Bizde ilerici görünümlü Batıcı aydının Asya’ya baktığında göremediği –bu yüzden de otoriter rejimlerden ibaret olduğunu zannettiği- şey, Batı burjuvazisinin bireysel özgürlüklere karşı örgütlü ve kurumsal gücünden gelen tolerans rezervidir. Yani bağırıp çağırma, bireysel deşarj olma özgürlüğü. Hiçbir sonuca varamayacak “radikalizm” hakkı! Asyalı rejimler, sadece bu konuda bizim Batıcılara yeterli güvenceyi verseler, demokrasi ve özgürlük beşiği haline geldiklerine ikna edecekler. Oysa sorun, demokrasi, özgürlük vb. denilince bakmamız gereken yerin coğrafya değil insani gelişmenin toplumsal şartları olduğunu kavramaktan geçiyor. Bir eleştiri yapılacaksa buradan yapılmak zorundadır.

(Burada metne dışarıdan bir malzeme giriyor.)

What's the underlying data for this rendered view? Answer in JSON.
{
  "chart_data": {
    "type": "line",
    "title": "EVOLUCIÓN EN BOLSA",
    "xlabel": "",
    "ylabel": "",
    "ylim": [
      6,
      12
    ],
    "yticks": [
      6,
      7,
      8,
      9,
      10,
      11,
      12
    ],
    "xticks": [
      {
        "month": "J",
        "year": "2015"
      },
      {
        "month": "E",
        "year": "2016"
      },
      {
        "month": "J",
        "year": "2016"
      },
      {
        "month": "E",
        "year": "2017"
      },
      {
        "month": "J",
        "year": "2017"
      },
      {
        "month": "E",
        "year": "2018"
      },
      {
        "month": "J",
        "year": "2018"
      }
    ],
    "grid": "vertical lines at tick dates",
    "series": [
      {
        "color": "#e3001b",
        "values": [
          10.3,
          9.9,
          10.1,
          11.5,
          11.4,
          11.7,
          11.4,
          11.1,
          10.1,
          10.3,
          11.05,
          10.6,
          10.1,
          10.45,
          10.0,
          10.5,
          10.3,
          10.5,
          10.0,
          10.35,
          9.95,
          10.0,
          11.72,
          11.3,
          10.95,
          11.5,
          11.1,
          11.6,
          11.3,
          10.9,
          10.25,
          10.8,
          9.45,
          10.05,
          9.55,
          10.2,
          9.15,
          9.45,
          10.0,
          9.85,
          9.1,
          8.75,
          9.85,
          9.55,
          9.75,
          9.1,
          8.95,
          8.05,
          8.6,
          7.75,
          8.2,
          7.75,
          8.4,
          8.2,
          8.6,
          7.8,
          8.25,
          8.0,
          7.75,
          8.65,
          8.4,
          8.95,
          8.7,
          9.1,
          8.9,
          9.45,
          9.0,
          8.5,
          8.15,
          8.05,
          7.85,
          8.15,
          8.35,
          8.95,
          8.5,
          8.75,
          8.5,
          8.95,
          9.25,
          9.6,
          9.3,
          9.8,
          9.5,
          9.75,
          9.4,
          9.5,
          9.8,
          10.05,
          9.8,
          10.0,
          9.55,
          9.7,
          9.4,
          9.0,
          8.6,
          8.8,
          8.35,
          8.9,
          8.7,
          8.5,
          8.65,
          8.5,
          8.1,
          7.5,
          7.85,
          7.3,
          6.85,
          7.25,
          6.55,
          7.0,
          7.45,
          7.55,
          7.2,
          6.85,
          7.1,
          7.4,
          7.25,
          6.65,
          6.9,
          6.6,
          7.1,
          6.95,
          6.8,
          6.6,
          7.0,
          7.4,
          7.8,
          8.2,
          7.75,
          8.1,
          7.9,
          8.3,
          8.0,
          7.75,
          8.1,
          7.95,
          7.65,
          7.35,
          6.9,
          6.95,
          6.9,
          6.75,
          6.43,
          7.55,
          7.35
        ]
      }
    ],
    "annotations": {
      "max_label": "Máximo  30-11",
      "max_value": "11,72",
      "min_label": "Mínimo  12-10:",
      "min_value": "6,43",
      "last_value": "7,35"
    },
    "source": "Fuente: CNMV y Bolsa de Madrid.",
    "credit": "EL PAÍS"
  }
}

Kimileri eskisinin yerini alan uygarlığın A’dan Z’ye her alanda öncekinden tümüyle farklı kurumlar getireceğini ama ortada Asya açısından böyle bir durumun olmadığını düşünüyor olabilir. Oysa her uygarlık öncekinin mirası üzerinde yükselir. İslam uygarlığı Yunan mirasını;  Avrupa uygarlığı İslam mirasını sahiplenmişti. Yükselen Asya uygarlığı da Batı’da yaratılan Aydınlanma mirasının üzerinde ilerleyecektir. Demokratik devrimlerden günümüze Batı’da sürdürülen demokrasi, insan hakları, anayasacılık, çoğulculuk, hukuk devleti, özgürlük, adalet vb. tartışmalarının ve bu idealler etrafında verilen toplumsal mücadelelerin mirası, artık insanlığın ortak mirasıdır. Asya’nın sorunu Batı’daki medeniyet kaybının göstergesi olan teori ile pratik arasındaki ikiyüzlü açıklığı yeni bir yorum temelinde birleştirmektir. O yeni yorum, uygarlığın ta kendisidir zaten.